Tal vez nunca sepan quien o quienes escribieron esto. Nunca sabrán si en este momento soy un mero personaje o soy yo mismo verdaderamente, o quizás sea un personaje creado por otro personaje, parido en la tinta por una mano sin nombre, tal vez yo mismo nunca lo sepa, pero eso no tiene importancia, no por ahora.

Los hechos pueden ser crueles, parecer de ficción o ser juzgados como una patética mentira, pero nadie puede negar la realidad. Existen acontecimientos comunes a todos, severamente comunes; la calle, la multitud, una sala en silencio, cosas que van grabando en nuestras vidas estigmas que suelen parecer insignificantes o hasta inútiles pero no creo estar hablando de esa realidad. El cúmulo de circunstancias genera un todo y convergen en un segundo, caben en un parpadeo. Cada actitud, cada movimiento y reacción nos delinean un futuro, mas lo único cierto es el ahora, aunque lamentablemente ya es pasado, y, así, es como todo transcurre casi sin ser advertido, ya todo es pasado.

En ese pasado fue que el hoy tomó forma, en un pasado donde mis cabellos aún... no, será mejor no pensarlo, pero estoy afortunadamente condenado a sucederme en el tiempo y ser testigo de mi decrepitud. Pasaba entonces mi tiempo entre libros y de tanto en tanto discurríamos en extensas discusiones con mis dos únicos amigos. Para la gente de mi entorno siempre resulté sombrío, aunque el verdadero motivo de tal repulsión no yacía en mí si no en lo que ellos creían que yo era; nada puede más con una realidad que la obsesión nacida de la ignorancia y así es que todo sucede, siempre fui esa tierra fecunda en la cual todos depositan su semilla de miedo, y desconocimiento, que germina velozmente bajo el azote de los vientos que mueven los más oscuros deseos, inconfesables. Imaginen que en estas circunstancias, ¿a quién podría confesar lo que me sucedía sin alimentar cualquier absurdo?

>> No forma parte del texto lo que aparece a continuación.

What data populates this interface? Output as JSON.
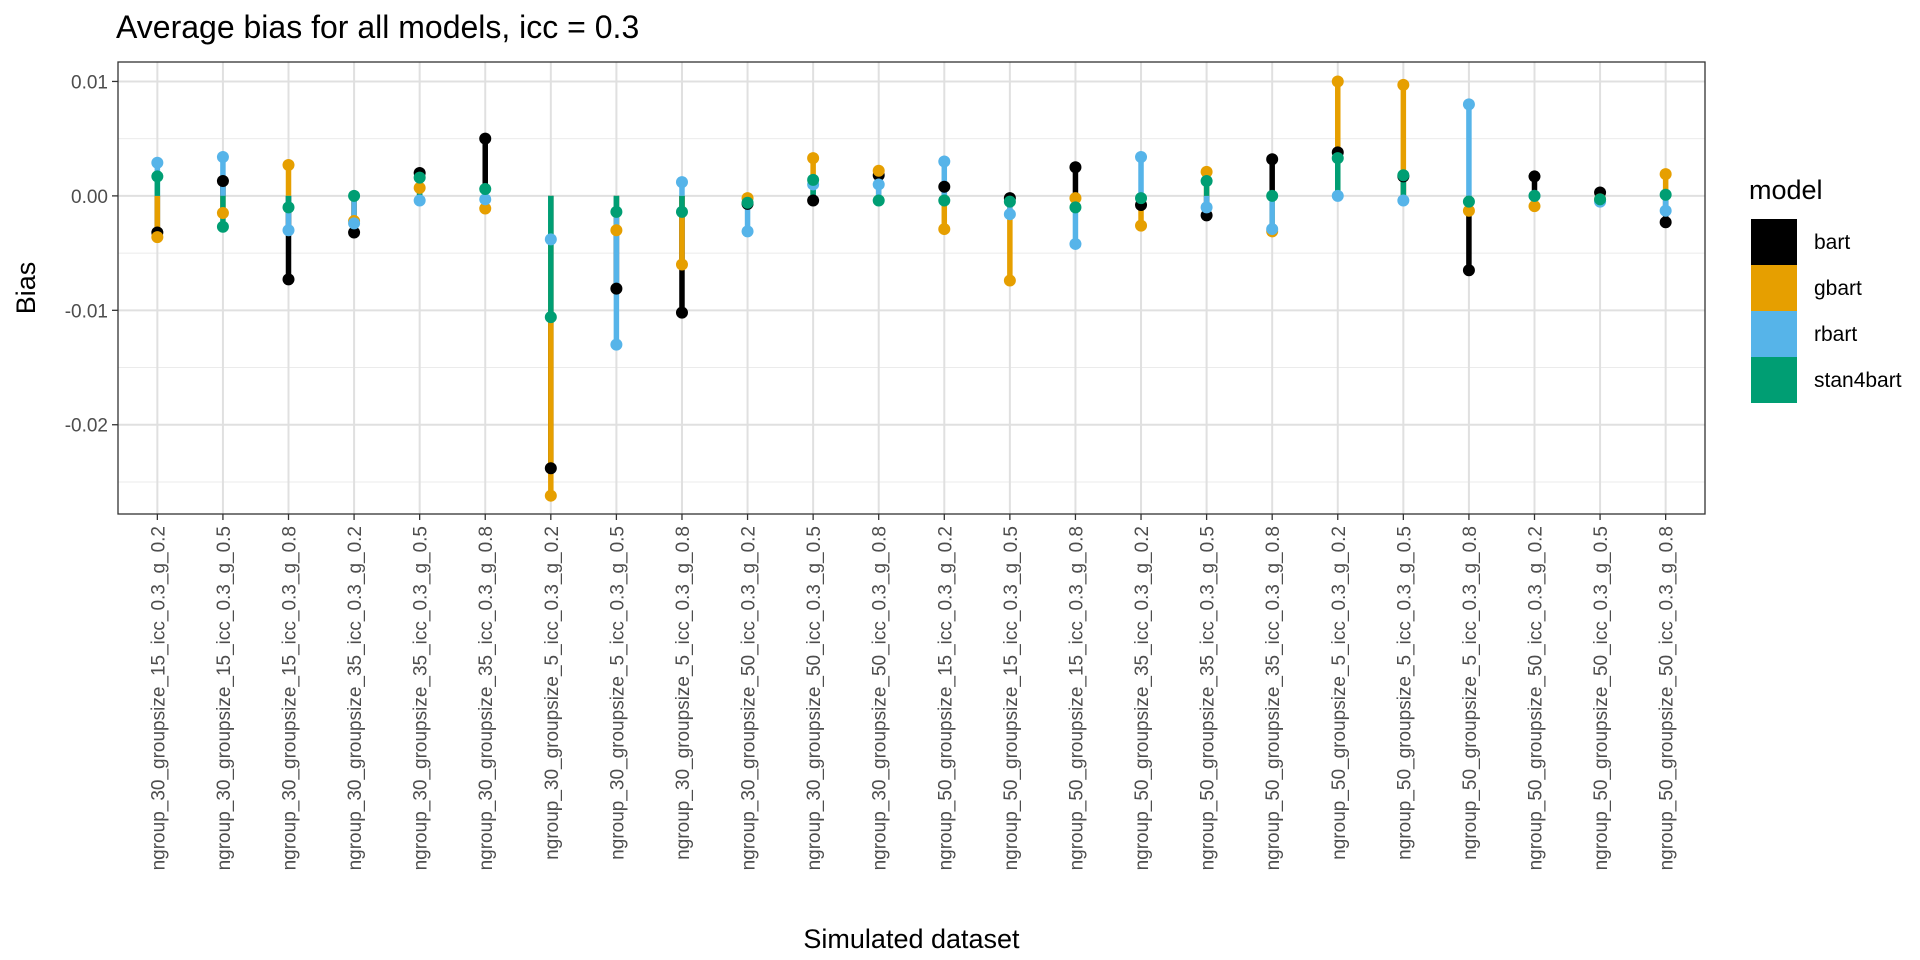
{
  "chart_data": {
    "type": "scatter",
    "title": "Average bias for all models, icc = 0.3",
    "xlabel": "Simulated dataset",
    "ylabel": "Bias",
    "ylim": [
      -0.0278,
      0.0117
    ],
    "yticks": [
      0.01,
      0.0,
      -0.01,
      -0.02
    ],
    "ytick_labels": [
      "0.01",
      "0.00",
      "-0.01",
      "-0.02"
    ],
    "grid": true,
    "legend": {
      "title": "model",
      "position": "right"
    },
    "segments_from_zero": true,
    "categories": [
      "ngroup_30_groupsize_15_icc_0.3_g_0.2",
      "ngroup_30_groupsize_15_icc_0.3_g_0.5",
      "ngroup_30_groupsize_15_icc_0.3_g_0.8",
      "ngroup_30_groupsize_35_icc_0.3_g_0.2",
      "ngroup_30_groupsize_35_icc_0.3_g_0.5",
      "ngroup_30_groupsize_35_icc_0.3_g_0.8",
      "ngroup_30_groupsize_5_icc_0.3_g_0.2",
      "ngroup_30_groupsize_5_icc_0.3_g_0.5",
      "ngroup_30_groupsize_5_icc_0.3_g_0.8",
      "ngroup_30_groupsize_50_icc_0.3_g_0.2",
      "ngroup_30_groupsize_50_icc_0.3_g_0.5",
      "ngroup_30_groupsize_50_icc_0.3_g_0.8",
      "ngroup_50_groupsize_15_icc_0.3_g_0.2",
      "ngroup_50_groupsize_15_icc_0.3_g_0.5",
      "ngroup_50_groupsize_15_icc_0.3_g_0.8",
      "ngroup_50_groupsize_35_icc_0.3_g_0.2",
      "ngroup_50_groupsize_35_icc_0.3_g_0.5",
      "ngroup_50_groupsize_35_icc_0.3_g_0.8",
      "ngroup_50_groupsize_5_icc_0.3_g_0.2",
      "ngroup_50_groupsize_5_icc_0.3_g_0.5",
      "ngroup_50_groupsize_5_icc_0.3_g_0.8",
      "ngroup_50_groupsize_50_icc_0.3_g_0.2",
      "ngroup_50_groupsize_50_icc_0.3_g_0.5",
      "ngroup_50_groupsize_50_icc_0.3_g_0.8"
    ],
    "series": [
      {
        "name": "bart",
        "color": "#000000",
        "values": [
          -0.0032,
          0.0013,
          -0.0073,
          -0.0032,
          0.002,
          0.005,
          -0.0238,
          -0.0081,
          -0.0102,
          -0.0007,
          -0.0004,
          0.0018,
          0.0008,
          -0.0002,
          0.0025,
          -0.0008,
          -0.0017,
          0.0032,
          0.0038,
          0.0017,
          -0.0065,
          0.0017,
          0.0003,
          -0.0023
        ]
      },
      {
        "name": "gbart",
        "color": "#E69F00",
        "values": [
          -0.0036,
          -0.0015,
          0.0027,
          -0.0022,
          0.0007,
          -0.0011,
          -0.0262,
          -0.003,
          -0.006,
          -0.0002,
          0.0033,
          0.0022,
          -0.0029,
          -0.0074,
          -0.0002,
          -0.0026,
          0.0021,
          -0.0031,
          0.01,
          0.0097,
          -0.0013,
          -0.0009,
          -0.0003,
          0.0019
        ]
      },
      {
        "name": "rbart",
        "color": "#56B4E9",
        "values": [
          0.0029,
          0.0034,
          -0.003,
          -0.0024,
          -0.0004,
          -0.0003,
          -0.0038,
          -0.013,
          0.0012,
          -0.0031,
          0.001,
          0.001,
          0.003,
          -0.0016,
          -0.0042,
          0.0034,
          -0.001,
          -0.0029,
          0.0,
          -0.0004,
          0.008,
          0.0,
          -0.0005,
          -0.0013
        ]
      },
      {
        "name": "stan4bart",
        "color": "#009E73",
        "values": [
          0.0017,
          -0.0027,
          -0.001,
          0.0,
          0.0016,
          0.0006,
          -0.0106,
          -0.0014,
          -0.0014,
          -0.0006,
          0.0014,
          -0.0004,
          -0.0004,
          -0.0005,
          -0.001,
          -0.0002,
          0.0013,
          0.0,
          0.0033,
          0.0018,
          -0.0005,
          0.0,
          -0.0003,
          0.0001
        ]
      }
    ]
  }
}
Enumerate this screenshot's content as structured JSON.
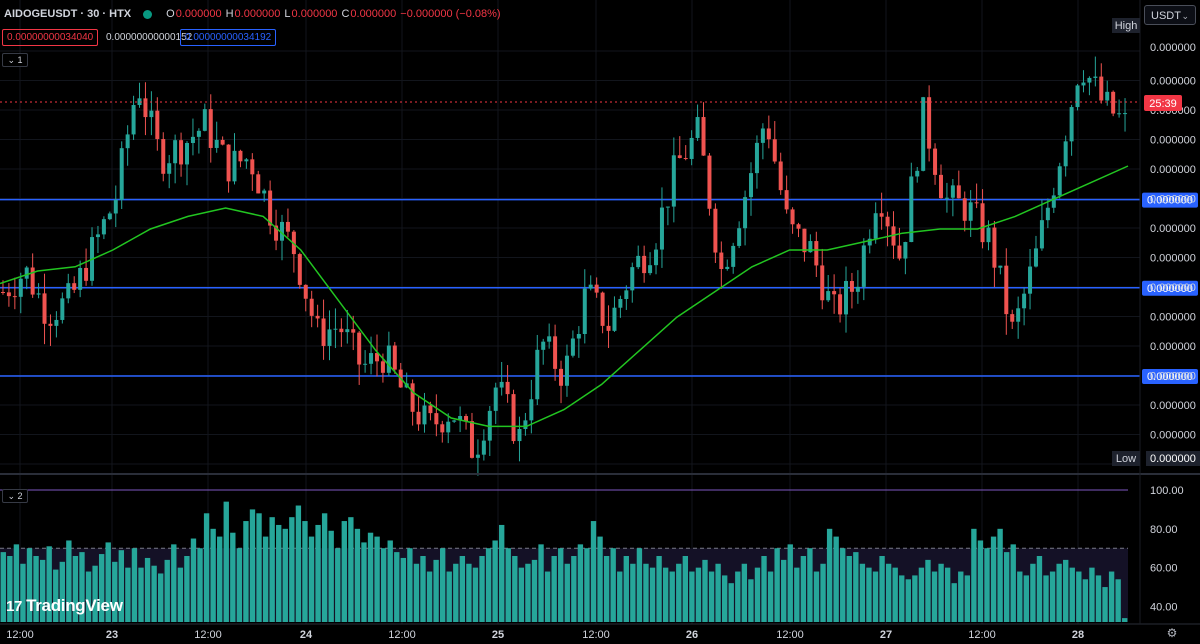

Una noche, en medio de aquellas conversaciones, creo, fue que todo comenzó, mientras uno de mis amigos hablaba. Lentamente su rostro se tornó pálido, sus ojos parecían rasgarse, su nariz suavemente se encorvaba para luego recomponerse en una rectitud matemática; su voz, es decir, su discurso no menguaba y nuestro otro compañero parecía no advertir tales movimientos. Intenté despabilar mis sentidos, bebí algo y creí que era culpa de la fatiga, en esos tiempos acostumbraba no dormir por días, hoy me doy cuenta que es realmente inútil aunque ya no puedo hacer otra cosa. Por unos segundos volví a ver su duro rostro como siempre, tuve la sensación de notarlo más viejo, pero eso no llamó mi atención. El tono de su voz comenzó a tornarse grave, oscilaba, subía a su agudo natural y descendía a una gravedad cavernosa; fue en esos niveles, en esas vibraciones, que mi consternación llegó a su clímax, no era su voz si no la mía la que emitía aquel cuerpo; pero eso no bastó, todas sus facciones comenzaron a moldearse nuevamente y de su rostro al mío hubo una fase horrenda, completamente amorfa, indescriptible. Mi consternación se transformó en fascinación, excitado me veía y me escuchaba hablar sin participar de aquella estructura de ideas, de palabras. Podía escucharme perfectamente y discernir, dividir y contraponer ideas sin siquiera saber cuál sería mi respuesta, es decir, la de aquel que ahora era yo sin dejar de ser yo quien era.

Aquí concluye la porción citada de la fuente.